@aaswe/codebase-ai
Version:
AI-Assisted Software Engineering (AASWE) - Rich codebase context for IDE LLMs
163 lines (130 loc) • 4.42 kB
Markdown
# AASWE Scaling Guide for Large Codebases
## Neo4j Memory Configuration by Project Size
### Small Projects (< 1K files)
**Current Default Configuration:**
```yaml
NEO4J_dbms_memory_heap_max__size=2g
NEO4J_dbms_memory_pagecache_size=1g
```
### Medium Projects (1K - 10K files)
```yaml
NEO4J_dbms_memory_heap_max__size=4g
NEO4J_dbms_memory_pagecache_size=2g
```
### Large Projects (10K - 100K files)
```yaml
NEO4J_dbms_memory_heap_max__size=8g
NEO4J_dbms_memory_pagecache_size=4g
```
### Enterprise Projects (100K+ files)
```yaml
NEO4J_dbms_memory_heap_max__size=16g
NEO4J_dbms_memory_pagecache_size=8g
```
## Memory Requirements by Codebase Type
| Project Type | Files | Estimated Memory | Recommended Config |
|--------------|-------|------------------|-------------------|
| Mobile App | 500-2K | 2-4GB | Default |
| Web App | 2K-10K | 4-8GB | Medium |
| Microservices | 5K-50K | 8-16GB | Large |
| Monolith | 10K-100K | 16-32GB | Enterprise |
| Linux Kernel | 70K+ | 32GB+ | Custom |
## Multi-Tier Resilience Architecture
AASWE provides **graceful degradation** across 3 tiers:
### Tier 1: Neo4j Graph Database (Primary)
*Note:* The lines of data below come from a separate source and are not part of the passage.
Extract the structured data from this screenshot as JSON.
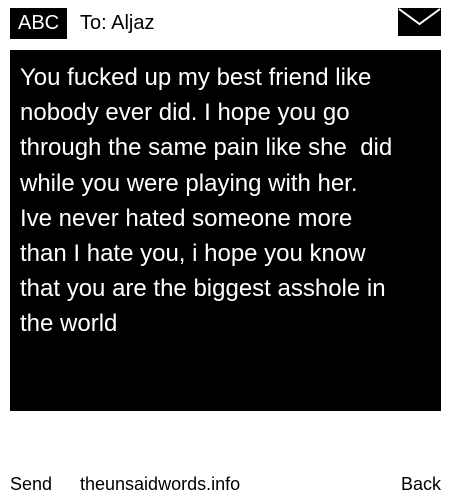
{
  "header": {
    "badge": "ABC",
    "recipient": "To: Aljaz",
    "mail_icon": "envelope-icon"
  },
  "message": {
    "text": "You fucked up my best friend like\nnobody ever did. I hope you go\nthrough the same pain like she  did\nwhile you were playing with her.\nIve never hated someone more\nthan I hate you, i hope you know\nthat you are the biggest asshole in\nthe world"
  },
  "footer": {
    "send_label": "Send",
    "site_label": "theunsaidwords.info",
    "back_label": "Back"
  },
  "colors": {
    "background": "#ffffff",
    "message_background": "#000000",
    "message_text": "#ffffff"
  }
}
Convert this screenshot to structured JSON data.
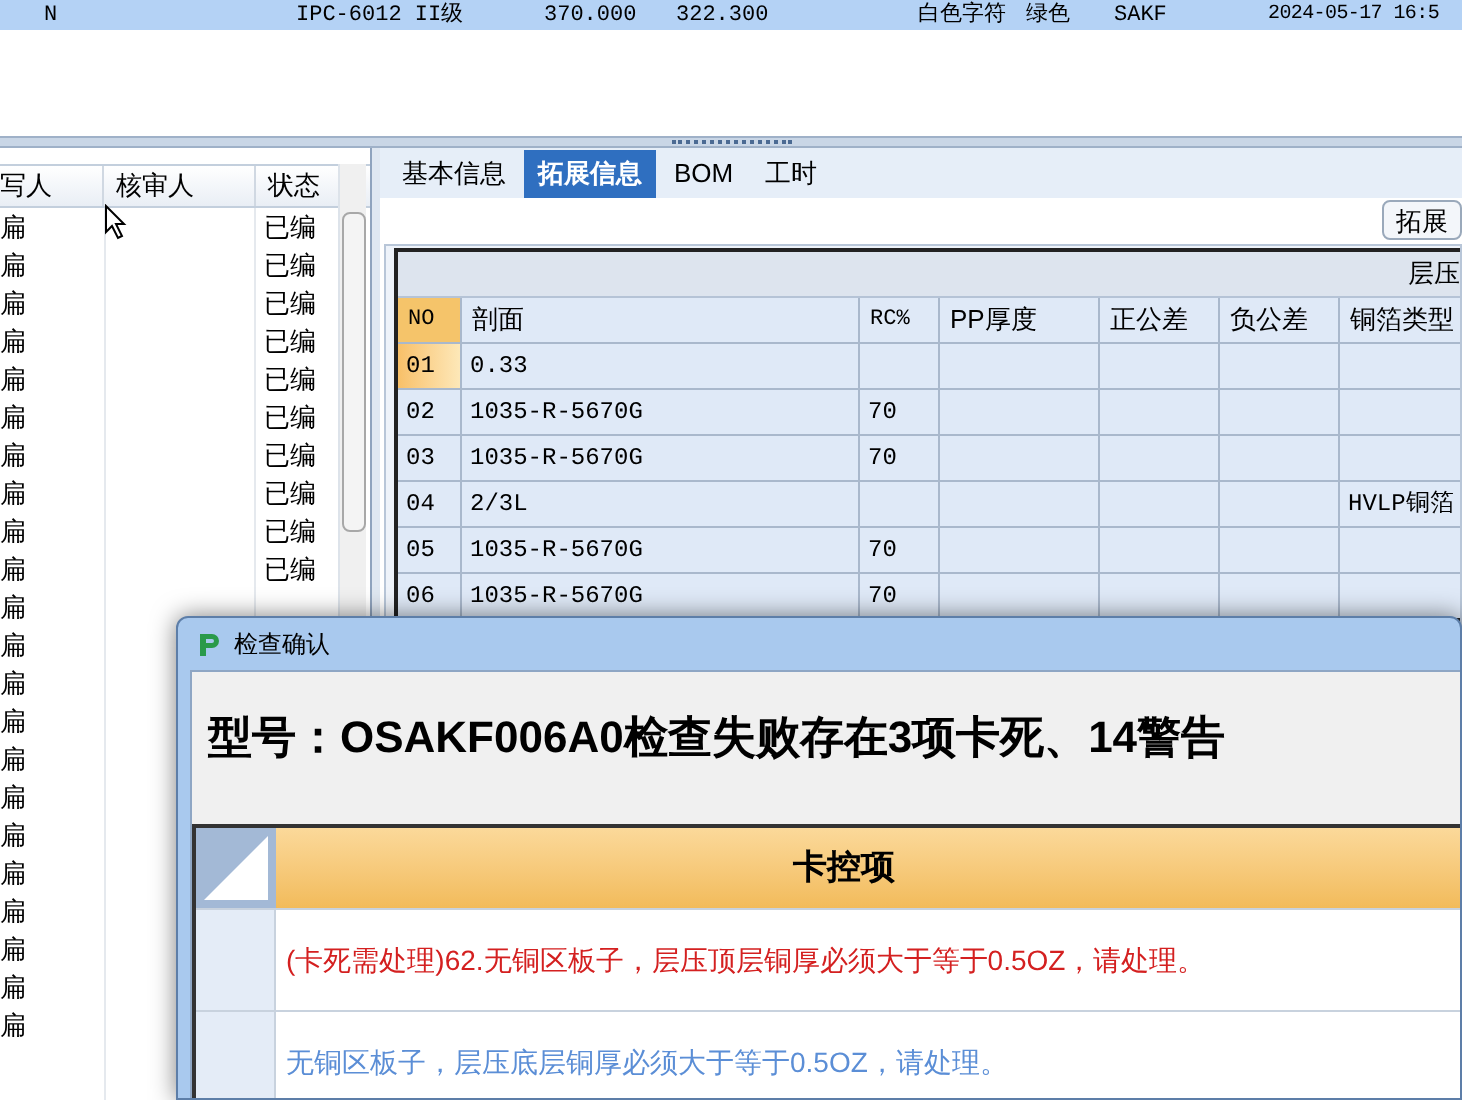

- **Purpose**: Complex relationship queries, graph traversal
- **Fallback**: When memory limits hit, system automatically falls back to Tier 2
### Tier 2: TTL Knowledge Files (Secondary)
- **Purpose**: Structured RDF knowledge, semantic queries
- **Reliability**: Always available, no memory limits
- **Performance**: Fast file-based access
### Tier 3: Source Code Indexing (Tertiary)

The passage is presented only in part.